Differential Dataflow is already a well-defined computational model, and there already exists a robust distributed implementation. Thus we can implement Maru operators "abstractly" as a composition of multiple differential dataflow operators.

Even though the existing implementation relies upon a centralized scheduler, a decentralized implementation can be made of the same computational model, upon which we can run Maru operators just the same as in the centralized version.

Aside: You might ask the question, 'why not just make it decentralized from the beginning"? Because proving complex streaming operations is hard enough, not to mention the fact that we need to build a business. One problem at a time, anon.
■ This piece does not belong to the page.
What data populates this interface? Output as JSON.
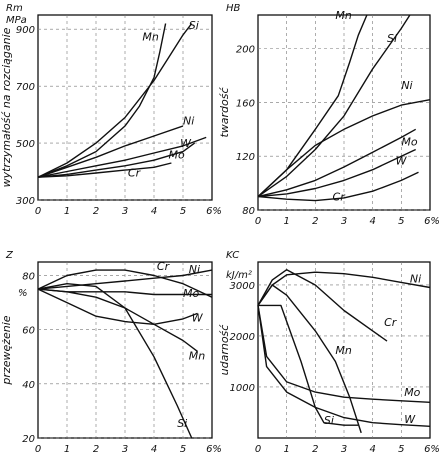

In this article, we refer to Multiset Hashes as "MSH". See the chapter about them in background-knowledge for more information before reading this article.

Maru Operator Definition

A Maru operator is the combination of a set of input maru streams, output maru streams, some form of logic that, given a delta, produces another delta, and an optional arrangement (In Maru's initial release, arrangements will not be supported).
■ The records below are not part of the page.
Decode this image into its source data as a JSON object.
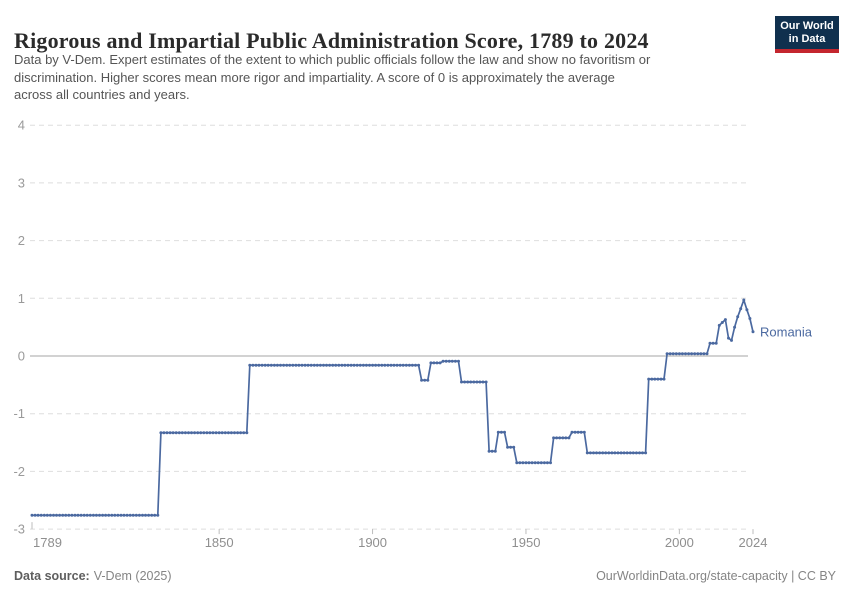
{
  "header": {
    "title": "Rigorous and Impartial Public Administration Score, 1789 to 2024",
    "subtitle_lines": [
      "Data by V-Dem. Expert estimates of the extent to which public officials follow the law and show no favoritism or",
      "discrimination. Higher scores mean more rigor and impartiality. A score of 0 is approximately the average",
      "across all countries and years."
    ],
    "logo": {
      "line1": "Our World",
      "line2": "in Data"
    }
  },
  "chart_data": {
    "type": "line",
    "title": "Rigorous and Impartial Public Administration Score, 1789 to 2024",
    "xlabel": "",
    "ylabel": "",
    "xlim": [
      1789,
      2024
    ],
    "ylim": [
      -3,
      4
    ],
    "x_ticks": [
      1789,
      1850,
      1900,
      1950,
      2000,
      2024
    ],
    "y_ticks": [
      4,
      3,
      2,
      1,
      0,
      -1,
      -2,
      -3
    ],
    "grid": "horizontal dashed gridlines, solid line at 0",
    "legend_position": "end-of-line label",
    "point_encoding": "step_points are [year, value]; each value holds for every year until the next listed year; final entry is the last data point (2024)",
    "series": [
      {
        "name": "Romania",
        "color": "#4B69A0",
        "step_points": [
          [
            1789,
            -2.76
          ],
          [
            1831,
            -1.33
          ],
          [
            1860,
            -0.16
          ],
          [
            1916,
            -0.42
          ],
          [
            1919,
            -0.12
          ],
          [
            1923,
            -0.09
          ],
          [
            1929,
            -0.45
          ],
          [
            1938,
            -1.65
          ],
          [
            1941,
            -1.32
          ],
          [
            1944,
            -1.58
          ],
          [
            1947,
            -1.85
          ],
          [
            1959,
            -1.42
          ],
          [
            1965,
            -1.32
          ],
          [
            1970,
            -1.68
          ],
          [
            1990,
            -0.4
          ],
          [
            1996,
            0.04
          ],
          [
            2010,
            0.22
          ],
          [
            2013,
            0.53
          ],
          [
            2014,
            0.58
          ],
          [
            2015,
            0.63
          ],
          [
            2016,
            0.31
          ],
          [
            2017,
            0.27
          ],
          [
            2018,
            0.5
          ],
          [
            2019,
            0.68
          ],
          [
            2020,
            0.82
          ],
          [
            2021,
            0.97
          ],
          [
            2022,
            0.8
          ],
          [
            2023,
            0.65
          ],
          [
            2024,
            0.42
          ]
        ]
      }
    ]
  },
  "footer": {
    "source_label": "Data source:",
    "source_value": "V-Dem (2025)",
    "link": "OurWorldinData.org/state-capacity | CC BY"
  },
  "colors": {
    "line": "#4B69A0",
    "entity_label": "#4B69A0",
    "grid_dashed": "#dedede",
    "zero_line": "#a6a6a6",
    "axis_tick": "#bdbdbd",
    "y_tick_label": "#9a9a9a",
    "x_tick_label": "#8f8f8f",
    "title_text": "#2b2b2b",
    "subtitle_text": "#555555",
    "logo_bg": "#10304E",
    "logo_accent": "#C4262E"
  }
}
A "maru stream" is defined as a group of three independent differential dataflow streams:

  • Delta stream
    • stream of differential dataflow "deltas".
  • cumulative MSH stream
    • each element is the cumulative multiset hash of every delta that came "before" that element's timestamp.
  • cumulative proof stream
    • Proofs take the cumulative multiset hash of both the previous operator's input and the prevoius operator's output as public input, and prove that the collection committed to by the output MSH is correct given the collection committed to by the input MSH

Unary Operator Implementation

A unary operator's execution goes like this:

  1. for each input delta, run the operator's logic to determine the corresponding set of output deltas. Emit the execution trace for the logic.
  2. concurrently:
    • a. generate / accumulate proofs:
      • i. for each execution trace, generate a STARK-AIR proof that the logic was executed correctly.
      • ii. recursively accumulate each of these proofs into a single "cumulative operator proof", and, in doing so, "build up" the "expected" cumulative multiset hash in the proofs
      • iii. recursively accumulate this "cumulative operator proof" with that of the previous operator's cumulative stream proofs, checking that the input MSH for the current operator and the output MSH for the previous operator match. The result is the output cumulative proof stream.
    • b. update output's cumulative multiset hash with new deltas produced by the operator's logic.
  3. output the output delta stream, cumulative MSH stream, and cumulative proof stream.

We can implement this using differential dataflow primitives using the configuration shown in the diagram below.

Unary Maru operator using differential dataflow operators

Non-Unary Operator Implementation

Operators with different numbers of inputs and/or outputs are implemented the same way, simply duplicating the relevant parts.

Firstly, we generate one STARK proof for the emission of all outputs given all inputs. Then we simply have multiple recursive accumulation pipelines running in parallel, one for each output maru stream. In each of those pipelines, we have a sequence of "binary map" operators that merge the cumulative operator proofs with the previous operator's cumulative stream proofs, one for each input stream.